Simply put, the term is the number of years a borrower has to repay a loan. The borrower typically has several different options, especially with mortgages, to find the term to meet his or her needs.
Mortgages can have different terms. Perhaps the most common is the 30-year fixed-rate mortgage. That means that the borrower has 30 years to pay off the loan and the interest rate remains the same throughout the time period for the loan. All fixed-rate mortgages have the same interest rate for the entire term.
For a 15-year fixed rate mortgage the term is 15 years, meaning that the borrower has 15 years to pay off the loan.

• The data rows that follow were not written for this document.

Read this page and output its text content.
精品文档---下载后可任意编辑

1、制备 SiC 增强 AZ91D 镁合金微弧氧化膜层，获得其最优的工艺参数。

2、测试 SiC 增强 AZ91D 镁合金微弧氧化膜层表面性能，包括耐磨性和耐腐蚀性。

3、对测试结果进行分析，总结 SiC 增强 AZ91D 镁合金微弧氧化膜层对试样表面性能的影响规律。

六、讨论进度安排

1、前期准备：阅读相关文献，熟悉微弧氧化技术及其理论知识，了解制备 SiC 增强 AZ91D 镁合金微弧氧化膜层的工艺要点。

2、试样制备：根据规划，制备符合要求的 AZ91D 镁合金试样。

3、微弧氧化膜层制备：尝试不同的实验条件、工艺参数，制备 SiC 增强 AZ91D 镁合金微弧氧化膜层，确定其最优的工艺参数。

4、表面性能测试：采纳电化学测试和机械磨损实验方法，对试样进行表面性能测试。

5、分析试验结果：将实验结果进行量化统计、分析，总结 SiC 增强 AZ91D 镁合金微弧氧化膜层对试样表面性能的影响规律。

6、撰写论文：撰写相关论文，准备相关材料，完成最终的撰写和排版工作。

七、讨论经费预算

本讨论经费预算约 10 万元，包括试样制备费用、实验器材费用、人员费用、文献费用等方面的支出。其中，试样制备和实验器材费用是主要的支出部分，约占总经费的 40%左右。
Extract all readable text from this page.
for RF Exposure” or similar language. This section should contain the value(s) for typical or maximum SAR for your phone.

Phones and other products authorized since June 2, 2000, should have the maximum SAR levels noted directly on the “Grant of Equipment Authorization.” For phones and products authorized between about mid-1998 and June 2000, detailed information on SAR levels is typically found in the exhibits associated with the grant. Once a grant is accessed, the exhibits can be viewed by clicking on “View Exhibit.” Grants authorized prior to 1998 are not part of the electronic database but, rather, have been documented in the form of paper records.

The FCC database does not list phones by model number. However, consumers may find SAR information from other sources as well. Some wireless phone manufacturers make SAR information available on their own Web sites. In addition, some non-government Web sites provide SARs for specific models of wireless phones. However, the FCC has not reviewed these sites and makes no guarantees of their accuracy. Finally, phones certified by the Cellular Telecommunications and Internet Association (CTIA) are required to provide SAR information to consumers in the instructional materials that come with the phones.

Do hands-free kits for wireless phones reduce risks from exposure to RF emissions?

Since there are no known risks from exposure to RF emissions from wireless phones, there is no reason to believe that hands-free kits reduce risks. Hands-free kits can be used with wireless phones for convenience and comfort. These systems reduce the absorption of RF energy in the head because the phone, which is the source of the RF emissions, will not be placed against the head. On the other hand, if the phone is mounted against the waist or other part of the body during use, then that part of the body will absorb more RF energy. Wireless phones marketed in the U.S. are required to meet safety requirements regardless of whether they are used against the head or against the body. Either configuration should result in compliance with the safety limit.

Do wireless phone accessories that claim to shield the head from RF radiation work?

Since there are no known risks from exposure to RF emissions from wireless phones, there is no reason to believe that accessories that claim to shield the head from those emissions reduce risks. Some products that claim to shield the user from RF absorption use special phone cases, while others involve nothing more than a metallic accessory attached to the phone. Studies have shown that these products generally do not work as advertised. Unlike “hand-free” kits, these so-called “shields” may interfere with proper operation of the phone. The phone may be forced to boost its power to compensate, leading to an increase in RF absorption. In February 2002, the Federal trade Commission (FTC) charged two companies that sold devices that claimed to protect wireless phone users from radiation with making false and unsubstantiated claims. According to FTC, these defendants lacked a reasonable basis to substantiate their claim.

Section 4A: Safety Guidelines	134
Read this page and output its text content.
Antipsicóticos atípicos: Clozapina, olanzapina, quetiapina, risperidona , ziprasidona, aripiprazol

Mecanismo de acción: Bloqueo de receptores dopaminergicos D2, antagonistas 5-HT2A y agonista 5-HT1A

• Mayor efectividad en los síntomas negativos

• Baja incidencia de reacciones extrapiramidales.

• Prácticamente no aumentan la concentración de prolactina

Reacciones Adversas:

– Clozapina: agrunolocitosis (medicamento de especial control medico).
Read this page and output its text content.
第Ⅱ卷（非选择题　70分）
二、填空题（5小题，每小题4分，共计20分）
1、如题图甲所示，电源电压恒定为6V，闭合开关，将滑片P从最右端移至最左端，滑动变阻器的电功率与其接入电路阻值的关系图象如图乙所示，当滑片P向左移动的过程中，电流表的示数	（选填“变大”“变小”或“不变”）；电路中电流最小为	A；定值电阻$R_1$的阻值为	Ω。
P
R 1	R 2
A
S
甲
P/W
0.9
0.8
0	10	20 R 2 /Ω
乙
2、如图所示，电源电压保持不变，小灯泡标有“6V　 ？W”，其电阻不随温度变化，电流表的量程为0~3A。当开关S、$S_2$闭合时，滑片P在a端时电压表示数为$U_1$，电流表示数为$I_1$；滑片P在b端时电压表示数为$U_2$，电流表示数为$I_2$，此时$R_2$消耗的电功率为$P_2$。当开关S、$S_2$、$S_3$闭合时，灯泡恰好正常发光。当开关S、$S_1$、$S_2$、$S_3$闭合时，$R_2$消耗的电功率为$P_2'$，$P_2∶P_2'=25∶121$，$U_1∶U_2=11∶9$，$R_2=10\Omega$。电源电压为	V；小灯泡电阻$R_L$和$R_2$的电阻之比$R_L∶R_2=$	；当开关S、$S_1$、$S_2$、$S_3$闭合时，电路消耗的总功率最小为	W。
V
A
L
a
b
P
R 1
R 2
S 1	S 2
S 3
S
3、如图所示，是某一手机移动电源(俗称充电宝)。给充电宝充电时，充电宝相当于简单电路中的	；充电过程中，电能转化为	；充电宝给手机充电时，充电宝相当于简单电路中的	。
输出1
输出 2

Another type of mortgage, an adjustable rate mortgage (ARM), has an interest rate that changes during its term. With an ARM, the interest rate adjusts at a regular interval, which could be annually. A 1-year ARM has an interest rate that adjusts yearly for the 30 year term of the loan. Other types of ARMs, known as hybrid ARMs, have a fixed interest rate for a specified number of years, but then have an adjustable rate for the rest of the term.
The term for a loan begins at closing. Closing is the meeting where the loan transaction is legally finalized. At closing, the borrower will know the exact date that the final balance of the loan is due. The borrower makes monthly payments toward the loan for the rest of the term, or until the house is sold. Of course, refinancing the mortgage can also change the term of the loan.